After the Warsaw ghetto was established by the Germans he stayed within its walls. He was a member of the Jewish Symphonic Orchestra. His wife, Zofia Dutkiewicz-Baruch, a Pole with no Jewish roots, lived in Grodzisk Mazowiecki. They called each other and sent letters. Six of them, written by Witold Baruch, have been preserved. Five were written in 1941: expressions of tenderness and longing intersect with very prosaic topics - descriptions of everyday life difficulties, diseases, everyday problems, stories about friends and commercial threads, as it is evident that the musician, apart from occasional musical assignments tried to survive in the ghetto among the others by circulating smoked meat products or clothes, and perhaps even smuggling. The sixth letter - a dramatic one – was written in the summer of 1942, when the Germans began mass deportations of the Warsaw ghetto population to Treblinka. It is known from the oral history account, made at the Polin Museum by Maciej Kotański, who was related to Zofia Dutkiewicz-Baruch, that the Dutkiewiczs got Witold Baruch out of the ghetto and hid him in Grodzisk Mazowiecki. He died there shortly after the war. His widow died in 1975.

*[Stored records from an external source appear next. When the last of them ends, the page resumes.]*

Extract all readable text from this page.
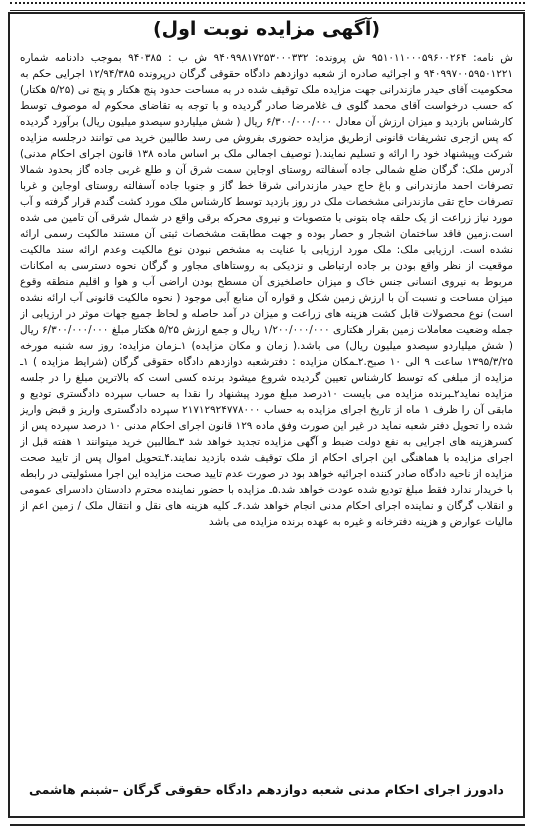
(آگهی مزایده نوبت اول)

ش نامه: ۹۵۱۰۱۱۰۰۰۵۹۶۰۰۲۶۴ ش پرونده: ۹۴۰۹۹۸۱۷۲۵۳۰۰۰۳۳۲ ش ب : ۹۴۰۳۸۵ بموجب دادنامه شماره ۹۴۰۹۹۷۰۰۵۹۵۰۱۲۲۱ و اجرائیه صادره از شعبه دوازدهم دادگاه حقوقی گرگان درپرونده ۱۲/۹۴/۳۸۵ اجرایی حکم به محکومیت آقای حیدر مازندرانی جهت مزایده ملک توقیف شده در به مساحت حدود پنج هکتار و پنج نی (۵/۲۵ هکتار) که حسب درخواست آقای محمد گلوی ف غلامرضا صادر گردیده و با توجه به تقاضای محکوم له موصوف توسط کارشناس بازدید و میزان ارزش آن معادل ۶/۳۰۰/۰۰۰/۰۰۰ ریال ( شش میلیاردو سیصدو میلیون ریال) برآورد گردیده که پس ازجری تشریفات قانونی ازطریق مزایده حضوری بفروش می رسد طالبین خرید می توانند درجلسه مزایده شرکت وپیشنهاد خود را ارائه و تسلیم نمایند.( توصیف اجمالی ملک بر اساس ماده ۱۳۸ قانون اجرای احکام مدنی) آدرس ملک: گرگان ضلع شمالی جاده آسفالته روستای اوجاین سمت شرق آن و طلع غربی جاده گاز بحدود شمالا تصرفات احمد مازندرانی و باغ حاج حیدر مازندرانی شرقا خط گاز و جنوبا جاده آسفالته روستای اوجاین و غربا تصرفات حاج تقی مازندرانی مشخصات ملک در روز بازدید توسط کارشناس ملک مورد کشت گندم قرار گرفته و آب مورد نیاز زراعت از یک حلقه چاه بتونی با متصوبات و نیروی محرکه برقی واقع در شمال شرقی آن تامین می شده است.زمین فاقد ساختمان اشجار و حصار بوده و جهت مطابقت مشخصات ثبتی آن مستند مالکیت رسمی ارائه نشده است. ارزیابی ملک: ملک مورد ارزیابی با عنایت به مشخص نبودن نوع مالکیت وعدم ارائه سند مالکیت موقعیت از نظر واقع بودن بر جاده ارتباطی و نزدیکی به روستاهای مجاور و گرگان نحوه دسترسی به امکانات مربوط به نیروی انسانی جنس خاک و میزان حاصلخیزی آن مسطح بودن اراضی آب و هوا و اقلیم منطقه وقوع میزان مساحت و نسبت آن با ارزش زمین شکل و قواره آن منابع آبی موجود ( نحوه مالکیت قانونی آب ارائه نشده است) نوع محصولات قابل کشت هزینه های زراعت و میزان در آمد حاصله و لحاظ جمیع جهات موثر در ارزیابی از جمله وضعیت معاملات زمین بقرار هکتاری ۱/۲۰۰/۰۰۰/۰۰۰ ریال و جمع ارزش ۵/۲۵ هکتار مبلغ ۶/۳۰۰/۰۰۰/۰۰۰ ریال ( شش میلیاردو سیصدو میلیون ریال) می باشد.( زمان و مکان مزایده) ۱ـزمان مزایده: روز سه شنبه مورخه ۱۳۹۵/۳/۲۵ ساعت ۹ الی ۱۰ صبح.۲ـمکان مزایده : دفترشعبه دوازدهم دادگاه حقوقی گرگان (شرایط مزایده ) ۱ـ مزایده از مبلغی که توسط کارشناس تعیین گردیده شروع میشود برنده کسی است که بالاترین مبلغ را در جلسه مزایده نماید۲ـبرنده مزایده می بایست ۱۰درصد مبلغ مورد پیشنهاد را نقدا به حساب سپرده دادگستری تودیع و مابقی آن را ظرف ۱ ماه از تاریخ اجرای مزایده به حساب ۲۱۷۱۲۹۲۴۷۷۸۰۰۰ سپرده دادگستری واریز و قبض واریز شده را تحویل دفتر شعبه نماید در غیر این صورت وفق ماده ۱۲۹ قانون اجرای احکام مدنی ۱۰ درصد سپرده پس از کسرهزینه های اجرایی به نفع دولت ضبط و آگهی مزایده تجدید خواهد شد ۳ـطالبین خرید میتوانند ۱ هفته قبل از اجرای مزایده با هماهنگی این اجرای احکام از ملک توقیف شده بازدید نمایند.۴ـتحویل اموال پس از تایید صحت مزایده از ناحیه دادگاه صادر کننده اجرائیه خواهد بود در صورت عدم تایید صحت مزایده این اجرا مسئولیتی در رابطه با خریدار ندارد فقط مبلغ تودیع شده عودت خواهد شد.۵ـ مزایده با حضور نماینده محترم دادستان دادسرای عمومی و انقلاب گرگان و نماینده اجرای احکام مدنی انجام خواهد شد.۶ـ کلیه هزینه های نقل و انتقال ملک / زمین اعم از مالیات عوارض و هزینه دفترخانه و غیره به عهده برنده مزایده می باشد

دادورز اجرای احکام مدنی شعبه دوازدهم دادگاه حقوقی گرگان –شبنم هاشمی
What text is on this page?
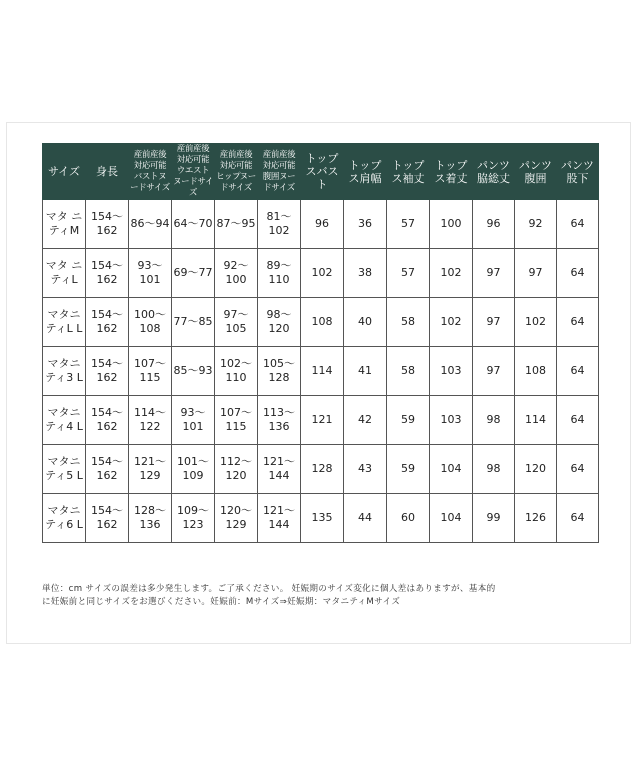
サイズ	身長	産前産後対応可能バストヌードサイズ	産前産後対応可能ウエストヌードサイズ	産前産後対応可能ヒップヌードサイズ	産前産後対応可能腹囲ヌードサイズ	トップスバスト	トップス肩幅	トップス袖丈	トップス着丈	パンツ脇総丈	パンツ腹囲	パンツ股下
マタ ニティM	154〜162	86〜94	64〜70	87〜95	81〜102	96	36	57	100	96	92	64
マタ ニティL	154〜162	93〜101	69〜77	92〜100	89〜110	102	38	57	102	97	97	64
マタニティL L	154〜162	100〜108	77〜85	97〜105	98〜120	108	40	58	102	97	102	64
マタニティ3 L	154〜162	107〜115	85〜93	102〜110	105〜128	114	41	58	103	97	108	64
マタニティ4 L	154〜162	114〜122	93〜101	107〜115	113〜136	121	42	59	103	98	114	64
マタニティ5 L	154〜162	121〜129	101〜109	112〜120	121〜144	128	43	59	104	98	120	64
マタニティ6 L	154〜162	128〜136	109〜123	120〜129	121〜144	135	44	60	104	99	126	64

単位：cm サイズの誤差は多少発生します。ご了承ください。 妊娠期のサイズ変化に個人差はありますが、基本的

に妊娠前と同じサイズをお選びください。妊娠前：Mサイズ⇒妊娠期：マタニティMサイズ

Maciej Kotański handed over his letters to the museum, inspired by the 2018 "Memory binds us" concert organized by the Polin Museum on the 75th anniversary of the Warsaw Ghetto Uprising (see https://www.polin.pl/pl/wydarza) / connects-us-memory-ceremonial-concert-on-the-75th anniversary). "Ode to Joy" from Ludwig van Beethoven's Ninth Symphony was a part of the concert, it was selected because the musicians of the Jewish Symphony Orchestra and the 80-member Szir Choir were secretly preparing for its performance in 1942. The attempts were interrupted by the Great Liquidation Action, almost all the artists died in the Treblinka extermination camp, along with over 300,000 other people from the Warsaw ghetto.